METHODS: This retrospective cohort study compared stroke patients admitted to a comprehensive stroke center during the COVID-19 pandemic April 1 2020 to June 30 2020 (COVID-19) to patients admitted April 1 2019 to June 30 2019 . We examined stroke admission volume and acute stroke treatment use .
RESULTS: There were 637 stroke admissions, 52% in 2019 and 48% during COVID-19, with similar median admissions per day (4 vs 3, P=0.21). The proportion of admissions by stroke type was comparable (ischemic, P=0.69; hemorrhagic, P=0.39; transient ischemic stroke, P=0.10). Acute stroke treatment was similar in 2019 to COVID-19: tPA prior to arrival (18% vs , 18%, P=0.89), tPA treatment on arrival (6% vs 7%, P=0.85), and endovascular therapy (endovascular therapy (ET), 22% vs 25%, P=0.54). The door to needle time was also similar, P=0.12, however, the median time from arrival to groin puncture was significantly longer during COVID-19 (38 vs 43 min, P=0.002). A significantly higher proportion of patients receiving ET were intubated during COVID-19 due to SNIS guideline implementation (45% vs 96%, P <0.0001). There were no differences by study period in discharge mRS, P=0.84 or TICI score, P=0.26 .

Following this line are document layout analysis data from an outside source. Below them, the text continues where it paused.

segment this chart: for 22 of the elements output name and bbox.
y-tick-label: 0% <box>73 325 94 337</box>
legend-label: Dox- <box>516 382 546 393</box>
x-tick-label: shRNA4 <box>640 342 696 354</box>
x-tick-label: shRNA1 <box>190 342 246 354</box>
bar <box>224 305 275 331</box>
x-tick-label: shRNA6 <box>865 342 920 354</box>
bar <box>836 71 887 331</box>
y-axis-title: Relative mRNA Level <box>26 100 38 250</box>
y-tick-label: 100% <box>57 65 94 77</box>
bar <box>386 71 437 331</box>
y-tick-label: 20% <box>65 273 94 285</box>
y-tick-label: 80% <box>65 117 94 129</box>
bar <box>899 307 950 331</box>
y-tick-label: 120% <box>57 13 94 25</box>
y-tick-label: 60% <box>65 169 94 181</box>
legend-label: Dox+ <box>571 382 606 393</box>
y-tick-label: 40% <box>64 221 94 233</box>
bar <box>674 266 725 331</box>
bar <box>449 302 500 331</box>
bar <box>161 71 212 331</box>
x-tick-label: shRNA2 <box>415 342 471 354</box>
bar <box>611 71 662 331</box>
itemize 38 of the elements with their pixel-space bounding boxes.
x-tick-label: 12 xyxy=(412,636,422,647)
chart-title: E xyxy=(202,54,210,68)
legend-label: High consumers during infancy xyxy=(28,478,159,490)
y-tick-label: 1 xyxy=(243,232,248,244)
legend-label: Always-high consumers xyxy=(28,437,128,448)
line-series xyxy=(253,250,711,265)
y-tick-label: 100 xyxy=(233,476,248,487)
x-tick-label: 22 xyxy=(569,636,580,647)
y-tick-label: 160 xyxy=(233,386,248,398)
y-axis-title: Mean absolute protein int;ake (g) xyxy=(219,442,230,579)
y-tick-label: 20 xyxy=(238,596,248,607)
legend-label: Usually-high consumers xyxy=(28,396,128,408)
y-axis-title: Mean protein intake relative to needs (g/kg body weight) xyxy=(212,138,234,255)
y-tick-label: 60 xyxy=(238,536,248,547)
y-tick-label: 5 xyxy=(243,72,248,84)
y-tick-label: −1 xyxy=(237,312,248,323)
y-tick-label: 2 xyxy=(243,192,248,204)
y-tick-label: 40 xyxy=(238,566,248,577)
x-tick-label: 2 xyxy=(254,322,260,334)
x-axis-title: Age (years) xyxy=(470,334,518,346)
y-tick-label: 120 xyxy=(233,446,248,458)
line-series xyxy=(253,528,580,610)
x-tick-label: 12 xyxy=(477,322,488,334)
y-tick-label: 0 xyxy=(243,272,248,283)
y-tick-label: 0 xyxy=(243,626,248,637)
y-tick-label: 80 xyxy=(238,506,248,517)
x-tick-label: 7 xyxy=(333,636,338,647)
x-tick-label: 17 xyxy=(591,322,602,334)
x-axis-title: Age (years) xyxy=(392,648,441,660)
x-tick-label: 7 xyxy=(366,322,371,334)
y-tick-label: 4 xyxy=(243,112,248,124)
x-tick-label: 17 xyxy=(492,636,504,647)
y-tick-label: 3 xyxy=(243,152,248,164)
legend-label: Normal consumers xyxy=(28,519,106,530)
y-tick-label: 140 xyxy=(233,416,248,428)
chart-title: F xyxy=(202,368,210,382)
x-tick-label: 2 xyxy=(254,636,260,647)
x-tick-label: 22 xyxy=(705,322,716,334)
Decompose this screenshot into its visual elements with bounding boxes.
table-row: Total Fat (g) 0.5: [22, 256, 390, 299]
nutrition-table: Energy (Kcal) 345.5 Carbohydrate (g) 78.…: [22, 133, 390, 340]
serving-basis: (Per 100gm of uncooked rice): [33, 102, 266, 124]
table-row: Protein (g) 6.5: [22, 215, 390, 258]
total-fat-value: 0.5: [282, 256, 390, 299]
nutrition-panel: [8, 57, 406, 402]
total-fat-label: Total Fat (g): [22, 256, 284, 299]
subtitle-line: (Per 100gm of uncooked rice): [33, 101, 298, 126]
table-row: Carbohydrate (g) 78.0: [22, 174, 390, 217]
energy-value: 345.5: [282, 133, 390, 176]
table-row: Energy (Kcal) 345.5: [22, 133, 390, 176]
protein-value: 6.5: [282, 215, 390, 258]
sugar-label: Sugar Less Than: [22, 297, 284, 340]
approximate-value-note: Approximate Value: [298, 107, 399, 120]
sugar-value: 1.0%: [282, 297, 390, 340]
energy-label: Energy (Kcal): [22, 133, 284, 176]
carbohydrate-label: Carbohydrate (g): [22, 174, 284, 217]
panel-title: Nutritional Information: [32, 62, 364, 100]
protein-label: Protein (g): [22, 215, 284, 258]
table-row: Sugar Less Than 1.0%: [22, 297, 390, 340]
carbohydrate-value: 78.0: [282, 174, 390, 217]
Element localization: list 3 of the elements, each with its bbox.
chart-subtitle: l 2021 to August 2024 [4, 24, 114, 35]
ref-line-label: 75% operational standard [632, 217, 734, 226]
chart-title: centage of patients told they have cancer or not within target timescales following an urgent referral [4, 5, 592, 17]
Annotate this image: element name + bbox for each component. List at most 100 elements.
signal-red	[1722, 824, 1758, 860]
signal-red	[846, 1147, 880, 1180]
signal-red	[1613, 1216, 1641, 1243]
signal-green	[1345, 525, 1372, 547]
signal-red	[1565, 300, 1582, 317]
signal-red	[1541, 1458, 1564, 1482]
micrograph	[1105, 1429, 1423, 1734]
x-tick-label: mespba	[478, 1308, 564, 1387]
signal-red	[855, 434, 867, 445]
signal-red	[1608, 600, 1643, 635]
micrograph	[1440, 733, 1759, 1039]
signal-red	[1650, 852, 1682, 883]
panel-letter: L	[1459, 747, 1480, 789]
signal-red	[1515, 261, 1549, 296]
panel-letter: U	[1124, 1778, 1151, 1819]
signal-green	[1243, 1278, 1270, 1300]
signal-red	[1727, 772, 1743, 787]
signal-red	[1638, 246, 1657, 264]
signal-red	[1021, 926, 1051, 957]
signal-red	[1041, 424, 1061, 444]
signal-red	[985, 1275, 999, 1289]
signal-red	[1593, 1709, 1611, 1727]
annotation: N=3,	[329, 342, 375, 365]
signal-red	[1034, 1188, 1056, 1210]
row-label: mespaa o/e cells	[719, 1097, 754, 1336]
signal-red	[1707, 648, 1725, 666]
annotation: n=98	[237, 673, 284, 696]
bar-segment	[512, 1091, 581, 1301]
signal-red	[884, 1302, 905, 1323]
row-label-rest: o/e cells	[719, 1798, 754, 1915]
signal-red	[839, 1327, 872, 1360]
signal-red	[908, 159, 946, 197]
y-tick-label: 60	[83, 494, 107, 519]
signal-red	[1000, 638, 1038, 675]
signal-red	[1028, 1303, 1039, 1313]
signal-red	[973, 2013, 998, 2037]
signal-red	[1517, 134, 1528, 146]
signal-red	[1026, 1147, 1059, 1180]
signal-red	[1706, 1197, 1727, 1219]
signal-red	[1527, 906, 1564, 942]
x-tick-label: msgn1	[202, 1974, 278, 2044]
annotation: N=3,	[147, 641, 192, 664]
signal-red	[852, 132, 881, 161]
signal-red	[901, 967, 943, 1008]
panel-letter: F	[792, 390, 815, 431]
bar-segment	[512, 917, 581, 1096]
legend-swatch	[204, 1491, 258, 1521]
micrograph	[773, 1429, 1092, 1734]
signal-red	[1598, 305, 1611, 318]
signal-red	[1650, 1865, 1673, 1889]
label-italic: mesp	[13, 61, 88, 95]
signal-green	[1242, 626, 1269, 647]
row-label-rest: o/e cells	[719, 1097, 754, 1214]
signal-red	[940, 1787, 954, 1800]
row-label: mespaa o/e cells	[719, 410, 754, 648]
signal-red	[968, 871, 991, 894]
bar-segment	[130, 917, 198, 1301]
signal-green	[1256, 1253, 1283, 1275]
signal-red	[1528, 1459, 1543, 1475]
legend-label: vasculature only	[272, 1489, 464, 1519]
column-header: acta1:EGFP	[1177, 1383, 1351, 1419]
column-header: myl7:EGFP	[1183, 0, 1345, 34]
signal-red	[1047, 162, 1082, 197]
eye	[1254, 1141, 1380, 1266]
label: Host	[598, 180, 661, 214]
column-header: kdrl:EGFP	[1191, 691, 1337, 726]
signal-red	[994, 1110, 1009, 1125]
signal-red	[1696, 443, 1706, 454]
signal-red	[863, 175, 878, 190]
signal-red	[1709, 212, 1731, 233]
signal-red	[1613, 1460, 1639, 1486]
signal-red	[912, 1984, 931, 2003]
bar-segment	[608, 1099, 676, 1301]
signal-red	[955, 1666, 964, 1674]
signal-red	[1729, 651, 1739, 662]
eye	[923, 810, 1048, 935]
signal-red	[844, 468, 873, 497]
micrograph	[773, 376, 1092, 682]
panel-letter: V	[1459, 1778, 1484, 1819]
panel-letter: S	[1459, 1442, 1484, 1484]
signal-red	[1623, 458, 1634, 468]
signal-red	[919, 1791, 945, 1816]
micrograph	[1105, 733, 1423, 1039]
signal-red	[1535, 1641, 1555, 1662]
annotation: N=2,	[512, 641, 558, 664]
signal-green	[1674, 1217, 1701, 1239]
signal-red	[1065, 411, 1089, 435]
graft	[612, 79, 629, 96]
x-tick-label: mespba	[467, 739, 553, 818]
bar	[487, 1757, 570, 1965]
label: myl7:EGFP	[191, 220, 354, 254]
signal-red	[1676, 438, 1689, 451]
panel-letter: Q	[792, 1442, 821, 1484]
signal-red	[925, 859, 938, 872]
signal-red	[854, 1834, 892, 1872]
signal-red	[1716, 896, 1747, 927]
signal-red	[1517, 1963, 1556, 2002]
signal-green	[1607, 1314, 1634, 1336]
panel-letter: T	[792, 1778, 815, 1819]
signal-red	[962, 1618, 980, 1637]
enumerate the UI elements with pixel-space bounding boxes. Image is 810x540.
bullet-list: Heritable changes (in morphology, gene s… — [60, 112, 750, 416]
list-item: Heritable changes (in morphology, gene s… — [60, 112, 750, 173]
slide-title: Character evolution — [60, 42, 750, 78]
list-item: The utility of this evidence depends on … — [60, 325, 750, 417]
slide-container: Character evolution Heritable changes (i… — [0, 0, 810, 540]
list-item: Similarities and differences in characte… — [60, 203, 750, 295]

CONCLUSIONS: The COVID-19 pandemic did not significantly affect stroke admission volume or acute stroke treatment utilization. Outcomes were not affected by implementing SNIS guidelines . Although there was a statistical increase in time to groin puncture for ET, it was not clinically meaningful . These results suggest hospitals managing patients efficiently can implement practices in response to COVID-19 without impacting outcomes.